Current temperatures in the Ligurian Sea and the Gulf of Taranto are warmer than usual, with levels nearly 5oC above average. How will the situation evolve in the near future, and how similar is it to the heatwave we experienced in 2003? Here we look at the analyses produced by CMCC on marine heatwaves in the Mediterranean Sea.
Bologna, June 23, 2022 – A marine heat wave (MHW) that began at the start of May 2022 is now spreading eastward across the Mediterranean Sea.
MHWs occur when ocean temperatures cross an extreme threshold for more than 5-days in a row. In the last month, two anticyclones have brought blistering air from subtropical Africa to the Mediterranean Sea. Recent satellite Sea Surface Temperature (SST) observations, delivered through the Copernicus Marine Service, confirm the startling effect this hot air has had on the sea. For example, the Ligurian Sea experienced MHW conditions for 3-weeks before they decayed and returned in mid-June. The MHW hit the Gulf of Taranto later but with greater intensity, reaching nearly 5oC above average.

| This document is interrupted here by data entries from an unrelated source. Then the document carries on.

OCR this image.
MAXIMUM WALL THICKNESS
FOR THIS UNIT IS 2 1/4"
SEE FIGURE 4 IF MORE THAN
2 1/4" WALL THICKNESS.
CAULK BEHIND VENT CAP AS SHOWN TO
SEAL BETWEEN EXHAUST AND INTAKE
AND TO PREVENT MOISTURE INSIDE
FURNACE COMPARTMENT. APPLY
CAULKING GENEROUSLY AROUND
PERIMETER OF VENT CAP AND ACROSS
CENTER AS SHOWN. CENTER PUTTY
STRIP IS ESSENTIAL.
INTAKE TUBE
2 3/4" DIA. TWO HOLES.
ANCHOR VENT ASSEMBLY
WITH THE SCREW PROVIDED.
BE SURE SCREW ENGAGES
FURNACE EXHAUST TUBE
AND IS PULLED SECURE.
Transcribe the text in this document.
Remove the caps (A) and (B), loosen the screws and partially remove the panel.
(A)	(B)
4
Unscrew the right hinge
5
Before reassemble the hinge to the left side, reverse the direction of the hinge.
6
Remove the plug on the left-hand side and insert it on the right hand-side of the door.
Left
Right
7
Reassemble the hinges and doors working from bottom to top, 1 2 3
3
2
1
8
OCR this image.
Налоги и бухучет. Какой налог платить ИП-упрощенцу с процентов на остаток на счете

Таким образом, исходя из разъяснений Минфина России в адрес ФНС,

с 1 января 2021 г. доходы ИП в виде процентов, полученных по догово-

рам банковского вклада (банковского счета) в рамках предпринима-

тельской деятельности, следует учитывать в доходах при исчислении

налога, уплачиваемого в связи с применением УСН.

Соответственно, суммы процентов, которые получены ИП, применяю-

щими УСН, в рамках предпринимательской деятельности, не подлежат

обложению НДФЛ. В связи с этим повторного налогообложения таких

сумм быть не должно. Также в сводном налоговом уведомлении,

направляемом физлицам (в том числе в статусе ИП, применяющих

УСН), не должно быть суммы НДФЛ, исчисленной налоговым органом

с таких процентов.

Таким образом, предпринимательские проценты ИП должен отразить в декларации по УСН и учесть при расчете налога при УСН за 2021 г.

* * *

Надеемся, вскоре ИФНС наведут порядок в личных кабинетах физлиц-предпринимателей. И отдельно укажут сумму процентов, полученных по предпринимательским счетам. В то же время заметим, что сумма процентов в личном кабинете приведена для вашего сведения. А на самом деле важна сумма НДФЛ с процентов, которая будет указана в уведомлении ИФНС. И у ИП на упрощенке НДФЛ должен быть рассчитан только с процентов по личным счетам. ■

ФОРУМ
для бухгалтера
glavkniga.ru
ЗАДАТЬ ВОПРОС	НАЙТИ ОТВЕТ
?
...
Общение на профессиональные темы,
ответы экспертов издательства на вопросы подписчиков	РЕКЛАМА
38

Monitoring and forecasting MHWs will become critical for assessing and avoiding damage to ecosystems and crucial economic activities such as fishing and aquaculture. CMCC maintains the Mediterranean Forecasting System (MedFS), which produces forecasts of the next 10 days as well as a reconstruction of the recent past known as analysis, both of which are freely available on the Copernicus Marine Service. In the past two months, the MedFS analysis has been successful in accurately capturing the surface temperature onset, persistence, and decay of the current extreme conditions.
Produced on Tuesday, June 21, the forecast realized for the end of June predicts that the MHW will persist weakly in the Ligurian Sea but continue intensifying in the Gulf of Taranto. The MHW will still cover most of the western basin but continue spreading across the Adriatic and Ionian Seas.
In May 2003, the conditions were similar to those we observe nowadays. They were followed in July and August by the most severe, long-lasting, and ecologically-devastating events on record. Since then, the number, duration, and intensity of MHWs have continued to increase across the Mediterranean Sea. At the CMCC, ongoing work in the FEVERSEA ESA Research Fellowship (Dr. Giulia Bonino) and the EuroSea project (Dr. Ronan McAdam) will continue to advance research in the understanding and prediction of MHWs in this vital region of economic activity and biodiversity.
* CMCC scientists Ronan Mc Adam, Giulia Bonino, Emanuela Clementi, and Simona Masina contributed to this article.
Sea surface temperatures in the Ligurian Sea and Gulf of Taranto in May and June 2022.
Average and MHW threshold temperatures (defined as the 90th percentile of temperatures for each date) are calculated from long-term observed (“obs.”) satellite data. Near-real-time satellite data is the most up-to-date data provided by the same satellites. Orange shading is used to highlight when the observed temperature is above the MHW threshold; such conditions which last for 5 days or more are considered a MHW.
Forecast of sea surface temperature for 25th June 2022, produced on 21st June 2022.
The anomaly is the difference between the predicted and average temperatures (i.e., red indicates warmer than normal).
The dark red contour highlights where the MHW threshold has been crossed for that day.